PLN Diminta Tambah Jaringan Baru

Pandawa FM (Tanjungpinang) - Meski daya listrik PLN sudah surplus setelah ada pasokan daya Interkoneksi Batam-Bintan, namun pelayanan PLN masih buruk. Pasalnya, jaringan listrik PLN di Tanjungpinang sudah tidak memadai, namun tidak terlihat upaya PLN untuk memperbaiki jaringan. Hal inilah yang membuat listrik di Tanjungpinang masih sering padam.

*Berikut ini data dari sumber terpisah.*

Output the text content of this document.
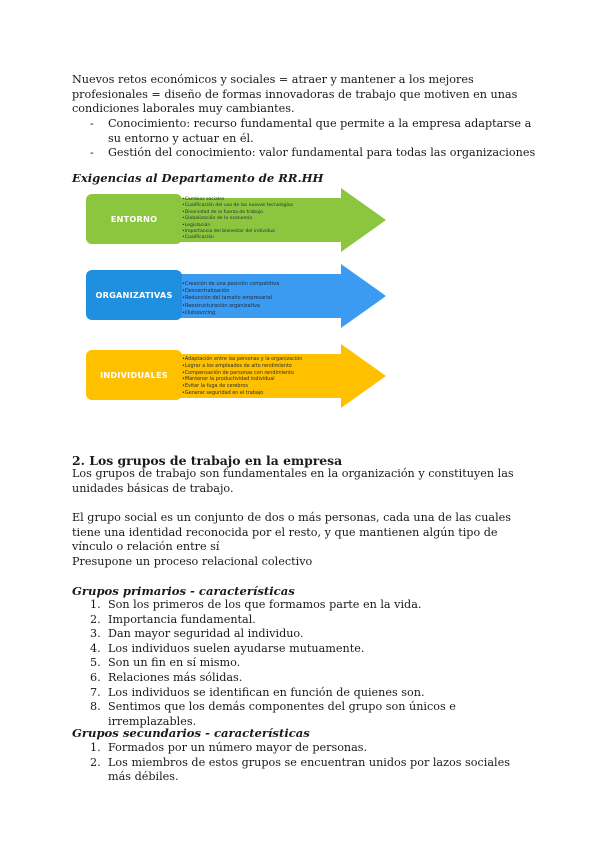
Nuevos retos económicos y sociales = atraer y mantener a los mejores profesionales = diseño de formas innovadoras de trabajo que motiven en unas condiciones laborales muy cambiantes.
- Conocimiento: recurso fundamental que permite a la empresa adaptarse a su entorno y actuar en él.
- Gestión del conocimiento: valor fundamental para todas las organizaciones
Exigencias al Departamento de RR.HH
ENTORNO
• Cambios sociales
• Cualificación del uso de las nuevas tecnologías
• Diversidad de la fuerza de trabajo
• Globalización de la economía
• Legislación
• Importancia del bienestar del individuo
• Cualificación
ORGANIZATIVAS
• Creación de una posición competitiva
• Descentralización
• Reducción del tamaño empresarial
• Reestructuración organizativa
• Outsourcing
INDIVIDUALES
• Adaptación entre las personas y la organización
• Lograr a los empleados de alto rendimiento
• Compensación de personas con rendimiento
• Mantener la productividad individual
• Evitar la fuga de cerebros
• Generar seguridad en el trabajo
2. Los grupos de trabajo en la empresa
Los grupos de trabajo son fundamentales en la organización y constituyen las unidades básicas de trabajo.
El grupo social es un conjunto de dos o más personas, cada una de las cuales tiene una identidad reconocida por el resto, y que mantienen algún tipo de vínculo o relación entre sí
Presupone un proceso relacional colectivo
Grupos primarios - características
1. Son los primeros de los que formamos parte en la vida.
2. Importancia fundamental.
3. Dan mayor seguridad al individuo.
4. Los individuos suelen ayudarse mutuamente.
5. Son un fin en sí mismo.
6. Relaciones más sólidas.
7. Los individuos se identifican en función de quienes son.
8. Sentimos que los demás componentes del grupo son únicos e irremplazables.
Grupos secundarios - características
1. Formados por un número mayor de personas.
2. Los miembros de estos grupos se encuentran unidos por lazos sociales más débiles.
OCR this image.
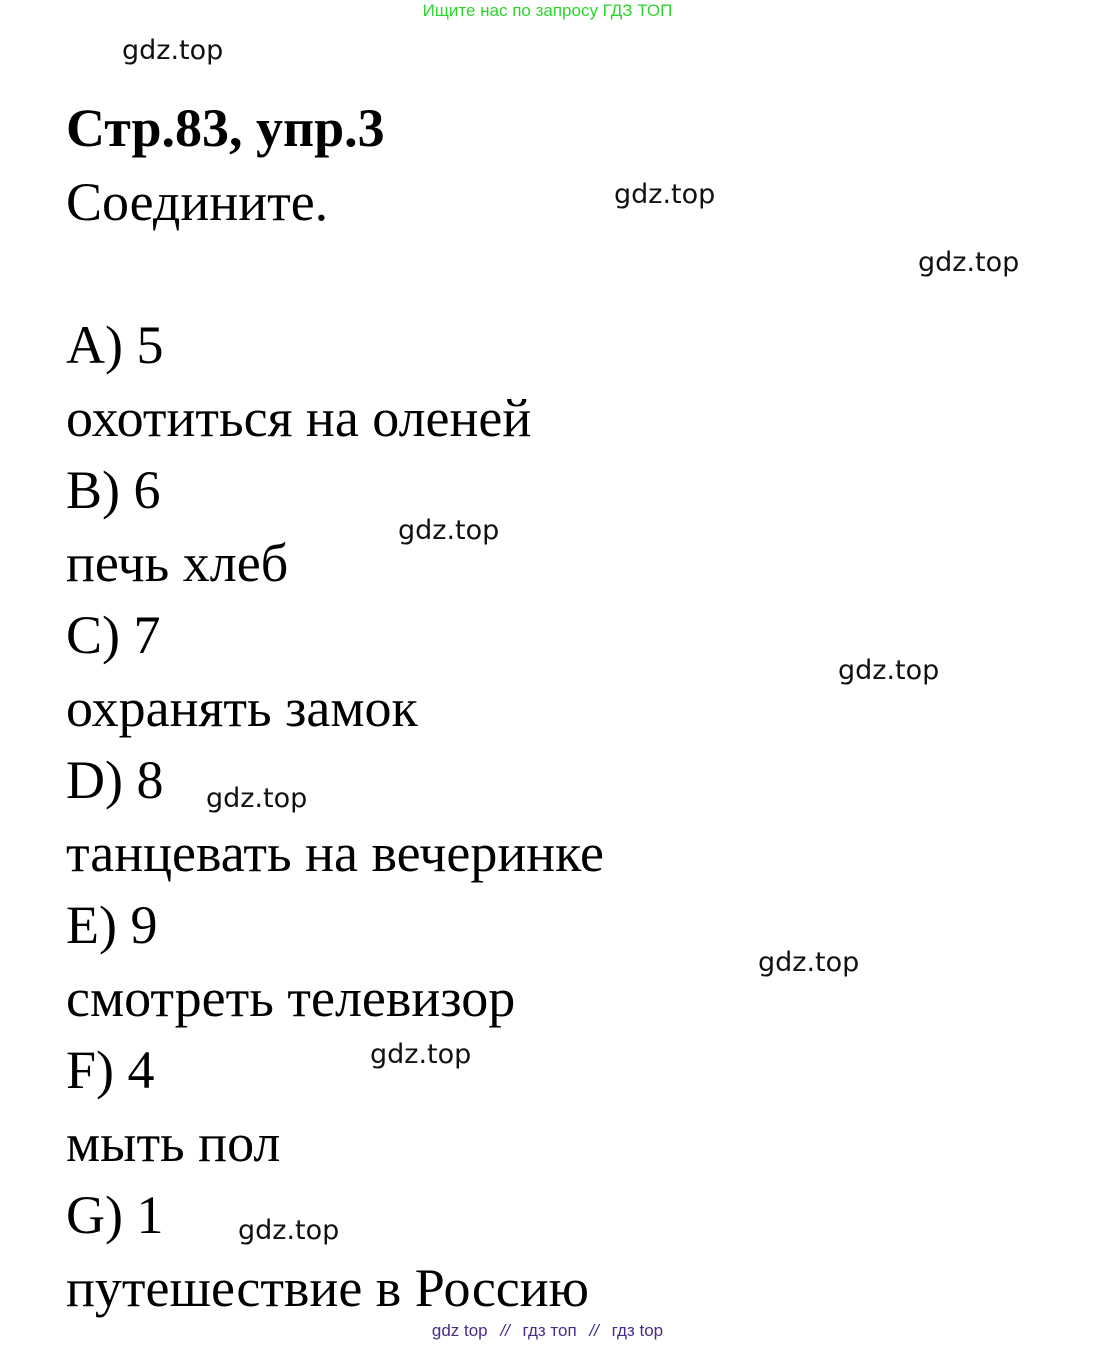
Ищите нас по запросу ГДЗ ТОП
gdz.top
gdz.top
gdz.top
gdz.top
gdz.top
gdz.top
gdz.top
gdz.top
gdz.top
Стр.83, упр.3
Соедините.
A) 5
охотиться на оленей
B) 6
печь хлеб
C) 7
охранять замок
D) 8
танцевать на вечеринке
E) 9
смотреть телевизор
F) 4
мыть пол
G) 1
путешествие в Россию
gdz top // гдз топ // гдз top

Wakil Ketua DPRD Kepri, Husnizar Hood mengaku ia sering menerima keluhan warga terkait persoalan listrik ini. Menurutnya, jika PLN memang berkeinginan memperbaiki pelayanan, maka ini saatnya pihak PLN membenahi jaringan dengan membuat jaringan baru.
”Kondisi listrik di Tanjungpinang ini semakin parah, bukannya membaik. Ini karena instalasi yang lama sudah tidak memungkinkan lagi,” kata Husnizar Hood kepada Tanjungpinang Pos, Jumat (8/4).
Kata Husnizar, karena pihak PLN belum ada memulai pembangunan jaringan baru, sehingga kondisi listrik di Ibu Kota Provinsi Kepri ini, melum terasa ada peningkatan pelayanan. Menurutnya, sebagai mitra dari masyarakat, ia selalu menampung keluhan masyarakat, lalu mencatat keluhan itu dan membahasnya untuk diteruskan ke pemerintah.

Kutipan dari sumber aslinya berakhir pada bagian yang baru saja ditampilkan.